Friday, April 3, 2020

Sometimes I Wish...

Sometimes I just wish I could go back. Back to life before grief, back to life before being a widow. Back to life before moving, back to life before pandemics shook the world. I'd like to go back and have more days with my dogs Mickey, Mr. Hanky, and Hobbs. I'd like to go back to when my kids were little and held my hand while crossing the street. Back to when the hard choices were what to have for bed time snacks and which book to read them. Because some days it just all feels so hard. I feel like I've given up everything, and yet, I know it's not true. I have gone through a lot, lost a lot, made lots of changes. With that comes feelings which are intense and overwhelming. Luckily they are also fluid and transitional.

This is a hard time in life. Uncharted, with no clear end in sight. And...I am, we are shaken by it, emotional because of it. So naturally, I look back some. Because I know what that looks like. Even when it is full of longing, full of pain. It's hard to know, at this time in life, what to look forward to. The struggle is real, and we have to accept that it is. 

It's okay to be exceptionally weepy. I, known for being a world class weeper, find myself in tears daily. It's okay, it's just where I am in life. I find myself worrying more. Do I need to? No, I know there is a larger plan in motion. I know I will be blessed beyond measure. Yet, in this time, I worry because I am human. This season in our lives is full of human moments.

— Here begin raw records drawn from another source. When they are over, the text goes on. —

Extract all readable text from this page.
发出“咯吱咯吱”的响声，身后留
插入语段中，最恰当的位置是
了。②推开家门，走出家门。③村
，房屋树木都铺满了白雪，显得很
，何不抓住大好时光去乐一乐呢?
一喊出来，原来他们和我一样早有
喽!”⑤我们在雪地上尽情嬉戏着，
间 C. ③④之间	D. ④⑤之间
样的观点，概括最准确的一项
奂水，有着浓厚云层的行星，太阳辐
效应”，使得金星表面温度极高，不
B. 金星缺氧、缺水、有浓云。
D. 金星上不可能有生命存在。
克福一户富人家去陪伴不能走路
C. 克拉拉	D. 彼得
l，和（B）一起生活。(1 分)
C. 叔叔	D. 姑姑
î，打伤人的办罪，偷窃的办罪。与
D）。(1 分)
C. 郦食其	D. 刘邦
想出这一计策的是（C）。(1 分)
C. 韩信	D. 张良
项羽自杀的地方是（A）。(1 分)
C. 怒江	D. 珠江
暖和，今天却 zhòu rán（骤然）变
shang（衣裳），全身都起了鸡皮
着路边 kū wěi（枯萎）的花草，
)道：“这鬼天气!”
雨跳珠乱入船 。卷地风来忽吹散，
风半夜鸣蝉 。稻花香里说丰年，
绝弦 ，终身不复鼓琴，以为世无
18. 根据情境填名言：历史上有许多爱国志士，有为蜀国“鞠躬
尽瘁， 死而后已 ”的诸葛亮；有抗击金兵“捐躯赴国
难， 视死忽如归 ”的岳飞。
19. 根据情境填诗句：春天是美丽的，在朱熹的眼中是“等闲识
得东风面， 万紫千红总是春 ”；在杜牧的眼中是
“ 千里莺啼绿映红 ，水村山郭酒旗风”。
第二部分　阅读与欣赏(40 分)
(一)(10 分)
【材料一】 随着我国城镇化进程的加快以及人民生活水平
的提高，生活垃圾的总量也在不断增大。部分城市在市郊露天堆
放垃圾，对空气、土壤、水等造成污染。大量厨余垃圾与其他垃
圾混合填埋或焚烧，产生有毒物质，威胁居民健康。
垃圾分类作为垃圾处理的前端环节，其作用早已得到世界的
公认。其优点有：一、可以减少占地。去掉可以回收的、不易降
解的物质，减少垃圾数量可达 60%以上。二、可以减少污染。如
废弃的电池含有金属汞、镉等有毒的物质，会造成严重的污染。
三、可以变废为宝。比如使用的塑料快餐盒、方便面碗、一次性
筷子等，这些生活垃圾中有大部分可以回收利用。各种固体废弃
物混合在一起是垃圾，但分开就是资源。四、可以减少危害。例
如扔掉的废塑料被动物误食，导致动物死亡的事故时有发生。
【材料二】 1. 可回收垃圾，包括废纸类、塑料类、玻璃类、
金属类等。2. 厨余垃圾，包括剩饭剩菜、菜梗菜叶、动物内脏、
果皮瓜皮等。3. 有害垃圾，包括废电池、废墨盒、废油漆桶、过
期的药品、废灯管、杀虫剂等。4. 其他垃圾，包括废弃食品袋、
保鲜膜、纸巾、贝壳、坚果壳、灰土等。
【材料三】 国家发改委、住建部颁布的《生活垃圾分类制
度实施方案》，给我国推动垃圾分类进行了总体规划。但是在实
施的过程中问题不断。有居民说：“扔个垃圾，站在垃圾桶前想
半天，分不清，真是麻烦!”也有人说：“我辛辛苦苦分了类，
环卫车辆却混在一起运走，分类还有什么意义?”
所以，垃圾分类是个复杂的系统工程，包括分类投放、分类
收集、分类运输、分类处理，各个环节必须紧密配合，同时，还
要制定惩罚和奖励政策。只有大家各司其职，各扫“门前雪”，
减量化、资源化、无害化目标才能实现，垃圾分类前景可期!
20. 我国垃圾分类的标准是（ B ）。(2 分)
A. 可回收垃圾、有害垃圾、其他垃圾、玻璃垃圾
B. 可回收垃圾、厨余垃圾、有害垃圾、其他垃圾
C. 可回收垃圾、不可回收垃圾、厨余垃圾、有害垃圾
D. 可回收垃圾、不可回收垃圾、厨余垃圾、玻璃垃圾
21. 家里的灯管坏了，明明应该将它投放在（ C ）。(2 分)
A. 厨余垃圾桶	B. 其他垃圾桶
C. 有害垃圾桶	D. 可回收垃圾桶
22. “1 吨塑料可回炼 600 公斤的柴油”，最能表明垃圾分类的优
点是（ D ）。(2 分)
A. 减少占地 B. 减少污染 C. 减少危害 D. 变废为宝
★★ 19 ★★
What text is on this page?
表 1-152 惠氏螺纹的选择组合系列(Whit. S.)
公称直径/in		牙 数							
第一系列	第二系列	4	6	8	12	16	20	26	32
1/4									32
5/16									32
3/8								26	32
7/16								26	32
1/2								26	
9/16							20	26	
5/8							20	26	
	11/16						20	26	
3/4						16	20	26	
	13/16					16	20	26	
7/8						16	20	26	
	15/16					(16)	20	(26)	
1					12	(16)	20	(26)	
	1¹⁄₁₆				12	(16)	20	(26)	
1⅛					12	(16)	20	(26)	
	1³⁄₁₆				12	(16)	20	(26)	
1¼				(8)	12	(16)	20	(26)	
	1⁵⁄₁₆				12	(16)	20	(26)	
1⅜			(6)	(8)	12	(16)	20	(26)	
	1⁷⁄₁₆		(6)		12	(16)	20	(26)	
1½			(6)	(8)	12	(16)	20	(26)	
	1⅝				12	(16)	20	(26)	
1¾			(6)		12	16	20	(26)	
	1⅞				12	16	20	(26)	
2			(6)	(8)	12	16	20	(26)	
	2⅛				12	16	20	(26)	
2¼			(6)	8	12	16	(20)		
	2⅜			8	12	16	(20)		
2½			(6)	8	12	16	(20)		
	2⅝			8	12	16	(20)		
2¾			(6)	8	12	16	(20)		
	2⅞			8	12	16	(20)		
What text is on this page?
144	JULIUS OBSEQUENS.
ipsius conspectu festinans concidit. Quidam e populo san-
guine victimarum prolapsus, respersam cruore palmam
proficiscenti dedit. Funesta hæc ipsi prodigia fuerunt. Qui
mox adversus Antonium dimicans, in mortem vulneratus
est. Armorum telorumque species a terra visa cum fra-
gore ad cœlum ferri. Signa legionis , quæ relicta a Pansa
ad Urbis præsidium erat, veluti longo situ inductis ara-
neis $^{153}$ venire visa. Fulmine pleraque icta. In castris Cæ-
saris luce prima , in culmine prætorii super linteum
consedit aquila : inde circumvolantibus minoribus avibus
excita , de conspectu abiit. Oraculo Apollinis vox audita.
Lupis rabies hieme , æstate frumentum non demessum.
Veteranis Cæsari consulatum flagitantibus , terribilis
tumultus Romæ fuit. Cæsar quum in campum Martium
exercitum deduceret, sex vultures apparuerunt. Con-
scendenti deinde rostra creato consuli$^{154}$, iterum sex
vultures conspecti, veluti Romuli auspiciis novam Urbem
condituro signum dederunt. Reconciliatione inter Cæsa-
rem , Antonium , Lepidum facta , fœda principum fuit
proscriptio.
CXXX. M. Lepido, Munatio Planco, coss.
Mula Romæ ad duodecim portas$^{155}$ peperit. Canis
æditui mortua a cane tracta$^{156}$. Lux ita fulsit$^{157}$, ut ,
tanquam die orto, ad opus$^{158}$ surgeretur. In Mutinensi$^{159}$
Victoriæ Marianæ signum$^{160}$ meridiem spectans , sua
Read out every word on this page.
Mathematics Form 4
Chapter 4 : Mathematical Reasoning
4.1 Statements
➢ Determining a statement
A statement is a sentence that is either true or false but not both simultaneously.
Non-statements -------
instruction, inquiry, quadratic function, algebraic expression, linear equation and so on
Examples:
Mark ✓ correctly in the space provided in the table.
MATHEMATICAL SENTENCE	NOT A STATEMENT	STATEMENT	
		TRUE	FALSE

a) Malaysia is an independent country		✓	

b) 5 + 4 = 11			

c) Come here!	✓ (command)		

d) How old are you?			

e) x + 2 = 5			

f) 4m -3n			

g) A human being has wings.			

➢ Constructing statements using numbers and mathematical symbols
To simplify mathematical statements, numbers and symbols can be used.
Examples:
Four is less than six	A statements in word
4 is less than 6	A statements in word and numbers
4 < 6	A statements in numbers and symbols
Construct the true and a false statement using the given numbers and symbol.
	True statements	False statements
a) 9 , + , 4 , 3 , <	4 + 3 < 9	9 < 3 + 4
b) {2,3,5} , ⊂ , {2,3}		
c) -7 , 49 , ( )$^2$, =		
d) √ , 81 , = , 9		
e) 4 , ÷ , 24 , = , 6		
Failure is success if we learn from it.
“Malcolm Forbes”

You may find you can't sleep, or can't eat. Or can't stop eating. You comb the news for information, and are appalled when you find it. Or you stay away from all the news because it is just too overwhelming. You may pray unceasingly, or struggle in finding comfort in prayer. 

I look back because, compared to now, those were simpler times. We need some simple in these complex days. We need faith more than ever, we need hope in both tiny doses and in large increments. We need to trust that this is temporary.

So I tend the grief, of both the past and the present like I would nurture a small child. With tender arms to hold her, with acceptance that whatever she feels is valid and needs some light to heal it. With a gentle hug, and an I love you no matter what. A soft blanket of love to curl up in and a reminder it won't always feel this way. Be kind to yourself, we're going through a hard time. It's okay to not be okay...and this too shall pass.